Les méditations s'appuient soit sur les textes bibliques quotidiens, soit sur la prière de l'Eglise.

Puisque nous sommes tous responsables de la foi des autres, n'hésitez pas à laisser vos commentaires.

Nous pourrons ainsi nous enrichir de la réflexion des autres.







dimanche 26 janvier 2020

3ème dimanche ordinaire A - 26 janvier 2020

Etranges étrangers.








Ne trouvez-vous pas qu’il y a quelque chose d’étrange dans ce passage d’Evangile ? Jésus, encore un parfait étranger à ce moment-là de l’évangile de Matthieu, apprenant l’arrestation de Jean le Baptiste, commence sa mission. Jusque-là tout va bien : des prédicateurs, des maîtres de la Loi, cela ne manque pas en Judée, Samarie ou Galilée. Rien de choquant ! D’autant plus que Jean le Baptiste avait fortement marqué les esprits et pris les devants. Non, ce qui est surprenant, c’est la suite (l’appel des premiers disciples), ou plutôt la manière dont cette suite se passe. Parce qu’un maître qui a des disciples, ça ne manque pas non plus en Judée, Samarie ou Galilée. 

En règle générale, ce sont les disciples qui se choisissent un maître ! Je décide l’enseignement que je désire suivre.  Les gens qui venaient au Baptiste, ce n’est pas lui qui les a appelés ; ce sont eux qui sont venus vers lui.
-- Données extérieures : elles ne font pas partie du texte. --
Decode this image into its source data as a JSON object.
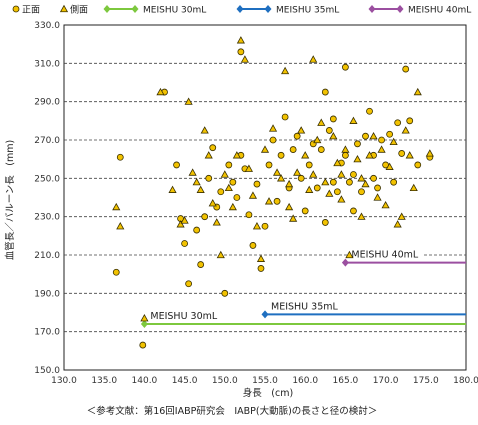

Et vous trouverez cela dans toute l’Antiquité. Voyez en Grèce, les grands philosophes ; leurs disciples sont venus à eux ! Jésus, lui, appelle : Simon et André, Jacques et Jean, ne l’ont pas entendu prêcher ; ils étaient chacun occupés, qui à jeter les filets dans la mer (donc un peu loin du rivage quand même !), qui à réparer leurs filets au retour de la pêche. Dans les deux cas, il est dit : Jésus vit deux frères. Il ne les connaît pas, pas plus qu’eux ne le connaissent. Pourtant, il les appelle et plus curieux encore, ceux-ci obéissent : Aussitôt, ils le suivirent. Nous ne savons rien de ce qui a poussé Jésus choisir ces quatre-là. Nous n’en savons pas plus sur les motivations de ces quatre pour ainsi tout laisser et partir à la suite de cet étranger qui appelle. Mais il y a un fait : quand Jésus appelle, les hommes se bougent. Nous pourrons interroger les textes longtemps ; nous n’en saurons pas plus. Nous ne saurons pas pourquoi Jésus n’en a pas appelé d’autres à ce moment précis de son histoire ; nous ne saurons pas ce qui a déclenché l’envie de suivre Jésus chez ceux qu’il a ainsi appelé. Nous devons nous contenter des faits et en tirer un enseignement pour nous. 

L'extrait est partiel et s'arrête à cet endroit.